Today, defending the idea of free Ukraine has taken on profound urgency, and Ukrainian musicians have been battling tirelessly on the musical front. As the war of Russian aggression grinds on in Ukraine, one of the strongest vectors for strengthening and even expanding Ukrainian cultural identity has been viral musical moments, which have coined, recycled, and rejuvenated anthems and slogans into markers of patriotism and resistance. But this centrality of music to the definition of post-Soviet Ukrainianness is nothing new: in her award-winning book Wild Music: Sound and Sovereignty in Ukraine, Maria Sonevytsky tracked discourses of belonging in Ukrainian popular music—from the Eurovision Song Contest to reality TV, from Indigenous radio to the revolution stage—during the volatile decade of Ukrainian political history bracketed by the 2004 and 2014 revolutions.
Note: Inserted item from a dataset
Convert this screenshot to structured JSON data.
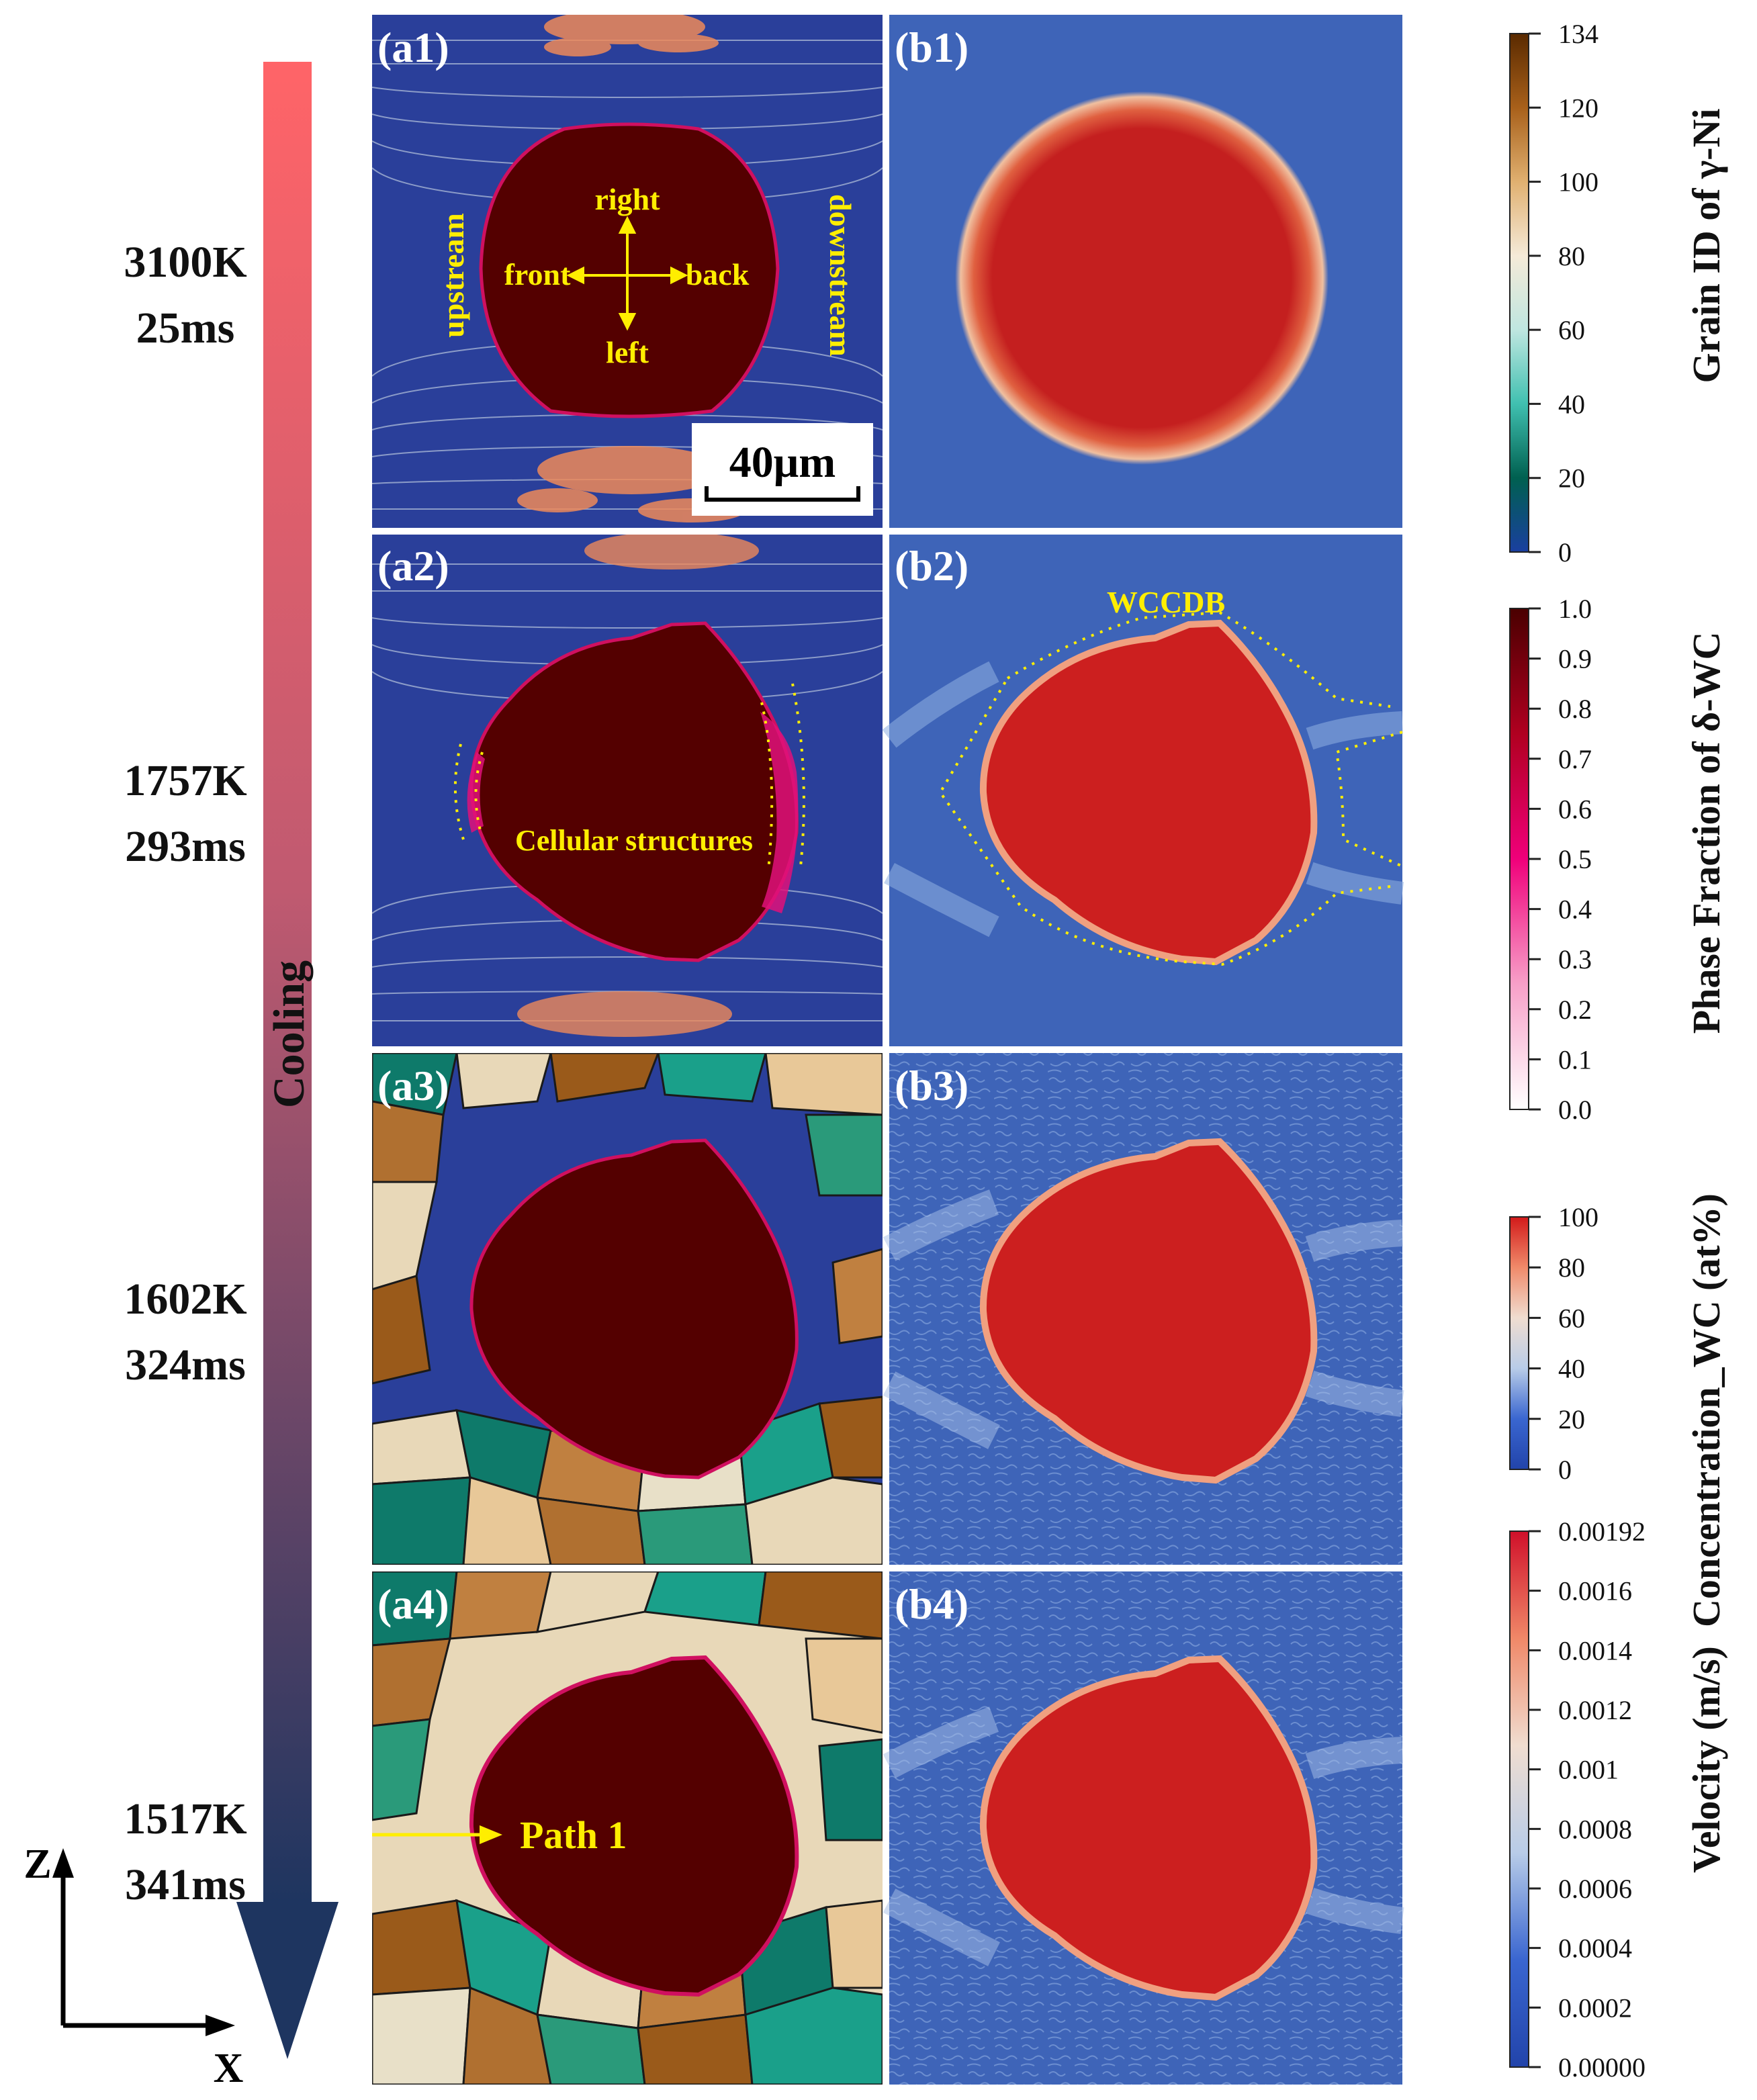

In his The Humorless Ladies of Border Control: Touring the Punk Underground from Belgrade to Ulanbaatar, a New York Times “Best Travel Book of 2021,” musician and writer Franz Nicolay explored the complexities of politics and idealism in the DIY and punk communities of the post-Communist world. Acclaimed poet and translator Boris Dralyuk will host a wide-ranging discussion (and musical performance) on the sonic messages which launch out as—in the words of “ethno-chaos” band DakhaBrakha—”musical ambassadors from free Ukraine.”
Maria Sonevytsky is Associate Professor of Anthropology and Music at Bard College. Her first book, Wild Music: Sound and Sovereignty in Ukraine, was awarded the Lewis Lockwood First Book Prize from the American Musicological Society in 2020. Her second book, Vopli Vidopliassova’s Tantsi, on the story behind the watershed late Soviet Ukrainian punk rock cassette album known as Tantsi, will be published in Bloomsbury’s 33 1/3 Europe series in the spring of 2023 and paired with the first official release of the album on the California-based label Org Music. She is currently drafting her third book project, provisionally titled Singing for Lenin in Soviet Ukraine: Children, Music, and the Communist Future, for which she was awarded a 2023 NEH Fellowship. Earlier work includes a number of scholarly articles, and the multimedia Chornobyl Songs Project, conceived in collaboration with the Kyiv-based ethnomusicologist Yevhen Yefremov, the Yara Arts Group, and the Center for Traditional Music and Dance. It was released as an album on Smithsonian Folkways in 2015. In 2008, she and Alison Cartwright Ketz collaborated on a photo and sound installation on Crimean Tatar repatriates, titled No Other Home, which was exhibited at museums in New York, Ukraine, and Romania, and published in article-form on Triple Canopy. As a musician, she has performed most extensively with her Ukrainian polyphony trio Zozulka, her novelty band The Debutante Hour, and as back-up for her husband Franz Nicolay’s solo act. You can read and listen more at www.mariasonevytsky.com.
Franz Nicolay is a musician and writer living in New York’s Hudson Valley. In addition to records under his own name, he was a member of cabaret-punk orchestra World/Inferno Friendship Society, “world’s best bar band” the Hold Steady, Balkan-jazz quartet Guignol, co-founded the composer-performer collective Anti-Social Music, and has recorded or performed with dozens of other acts.
His first book, The Humorless Ladies of Border Control: Touring the Punk Underground from Belgrade to Ulaanbaatar, was named a “Season’s Best Travel Book” by The New York Times. His second book, the novel Someone Should Pay For Your Pain, was called “a knockout fiction debut” by Buzzfeed; and was named one of Rolling Stone “Best Music Books of 2021” (“finally, the great indie-rock novel…like Dostoyevsky in a DIY punk space”). His writing has appeared in The New York Times, Slate, The Paris Review Daily, The Kenyon Review Online, Ploughshares, the Los Angeles Review of Books, Threepenny Review, and elsewhere. He is currently a faculty member in music and written arts at Bard College and in Columbia University’s MFA fiction program.